Still my gut feeling was telling me that this double processor server should score more.
lscpu
[root@DRAID-1135-14TB-2CPU ~]# lscpu
Architecture: x86_64
CPU op-mode(s): 32-bit, 64-bit
Byte Order: Little Endian
CPU(s): 32
On-line CPU(s) list: 0-31
Thread(s) per core: 2
Core(s) per socket: 8
Socket(s): 2
NUMA node(s): 2
Vendor ID: GenuineIntel
CPU family: 6
Model: 79
Model name: Intel(R) Xeon(R) CPU E5-2620 v4 @ 2.10GHz
Stepping: 1
CPU MHz: 2299.951
CPU max MHz: 3000.0000
CPU min MHz: 1200.0000
BogoMIPS: 4199.73
Virtualization: VT-x
L1d cache: 32K
L1i cache: 32K
L2 cache: 256K
L3 cache: 20480K
NUMA node0 CPU(s): 0-7,16-23
NUMA node1 CPU(s): 8-15,24-31
Flags: fpu vme de pse tsc msr pae mce cx8 apic sep mtrr pge mca cmov pat pse36 clflush dts acpi mmx fxsr sse sse2 ss ht tm pbe syscall nx pdpe1gb rdtscp lm constant_tsc arch_perfmon pebs bts rep_good nopl xtopology nonstop_tsc aperfmperf eagerfpu pni pclmulqdq dtes64 monitor ds_cpl vmx smx est tm2 ssse3 sdbg fma cx16 xtpr pdcm pcid dca sse4_1 sse4_2 x2apic movbe popcnt tsc_deadline_timer aes xsave avx f16c rdrand lahf_lm abm 3dnowprefetch epb cat_l3 cdp_l3 intel_ppin intel_pt ibrs ibpb stibp tpr_shadow vnmi flexpriority ept vpid fsgsbase tsc_adjust bmi1 hle avx2 smep bmi2 erms invpcid rtm cqm rdt_a rdseed adx smap xsaveopt cqm_llc cqm_occup_llc cqm_mbm_total cqm_mbm_local dtherm ida arat pln pts spec_ctrl intel_stibp
I check the memory configuration with:
dmidecode -t memory
I examined the results, I see that the processor can only operate the DDR4 ECC 2400 Memory at 2133 and… I see something!. This Controller before was a single processor with 2 Memory Sticks of 16GB each, dual rank.
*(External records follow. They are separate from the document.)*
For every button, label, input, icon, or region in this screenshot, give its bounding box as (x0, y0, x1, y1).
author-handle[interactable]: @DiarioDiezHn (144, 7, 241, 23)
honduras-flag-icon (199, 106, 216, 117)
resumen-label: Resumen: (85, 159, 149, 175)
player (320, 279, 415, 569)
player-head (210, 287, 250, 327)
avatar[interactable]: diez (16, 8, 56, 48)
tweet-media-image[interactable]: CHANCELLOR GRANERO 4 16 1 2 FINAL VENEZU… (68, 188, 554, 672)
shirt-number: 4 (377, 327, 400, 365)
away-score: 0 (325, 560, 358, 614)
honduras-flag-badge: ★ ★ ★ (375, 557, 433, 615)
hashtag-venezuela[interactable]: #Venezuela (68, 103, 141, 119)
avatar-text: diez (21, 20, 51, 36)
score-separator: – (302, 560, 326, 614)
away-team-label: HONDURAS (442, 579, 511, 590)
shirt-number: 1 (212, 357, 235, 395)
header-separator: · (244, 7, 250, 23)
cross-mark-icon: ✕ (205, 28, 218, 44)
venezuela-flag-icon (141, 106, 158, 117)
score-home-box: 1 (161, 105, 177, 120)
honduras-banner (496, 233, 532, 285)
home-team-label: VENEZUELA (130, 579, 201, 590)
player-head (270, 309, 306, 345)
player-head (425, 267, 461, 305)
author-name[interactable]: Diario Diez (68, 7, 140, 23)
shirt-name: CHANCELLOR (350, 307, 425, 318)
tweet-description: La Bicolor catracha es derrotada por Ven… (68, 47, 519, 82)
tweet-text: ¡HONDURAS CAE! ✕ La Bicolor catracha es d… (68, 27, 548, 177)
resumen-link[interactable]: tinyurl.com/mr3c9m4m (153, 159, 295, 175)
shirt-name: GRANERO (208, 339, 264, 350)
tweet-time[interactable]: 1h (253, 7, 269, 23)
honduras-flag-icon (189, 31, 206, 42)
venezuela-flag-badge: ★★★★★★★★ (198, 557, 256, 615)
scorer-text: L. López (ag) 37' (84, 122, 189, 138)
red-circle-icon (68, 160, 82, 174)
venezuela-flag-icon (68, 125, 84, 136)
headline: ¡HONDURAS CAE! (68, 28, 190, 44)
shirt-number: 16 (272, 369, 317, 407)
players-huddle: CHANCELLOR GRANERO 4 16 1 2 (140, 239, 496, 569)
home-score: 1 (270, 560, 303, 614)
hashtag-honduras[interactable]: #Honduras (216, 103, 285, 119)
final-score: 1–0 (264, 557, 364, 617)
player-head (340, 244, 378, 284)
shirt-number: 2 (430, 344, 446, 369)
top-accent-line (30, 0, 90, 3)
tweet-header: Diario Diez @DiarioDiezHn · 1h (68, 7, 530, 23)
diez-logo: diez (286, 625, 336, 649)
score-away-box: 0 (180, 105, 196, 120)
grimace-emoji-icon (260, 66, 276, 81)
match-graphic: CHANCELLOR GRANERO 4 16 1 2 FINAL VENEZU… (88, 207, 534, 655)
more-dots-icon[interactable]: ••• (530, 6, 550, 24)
I see that now I have the same number of sticks in that machine, but I have two CPU!. So 2 Memory sticks in total, for 2 CPU.
That’s no good. The memory must be in pairs and in the right slots to get the maximum performance.
1 memory module for 1 CPU doesn’t allow to have Dual Channel and probably is affecting the performance. Many Servers will not even boot if you add an odd number of memory sticks per CPU.
And many Servers can operate at full speed only if all the banks are filled.
I request to the Engineers in Silicon Valley to add 4 modules in the right slots. They did, and I repeated the tests and the performance was doubled then.
After some days I had some time with the machine, I repeated the test and I got a CMIPS Score of around 20,000.
Multiprocessor world is far more complicated than single processor. Some times things can work not as expected, and not be evident, for example cache pipeline can act diferent for a program working in multiprocessor and single processor. Or the QPI could be saturated.
After this I shared my forensics document with as many Engineers as I could, so they could learn how I did to troubleshot the problem, and what was the origin of it, and I asked them to do the same so we can track their steps and progress if something needs to be troubleshoot.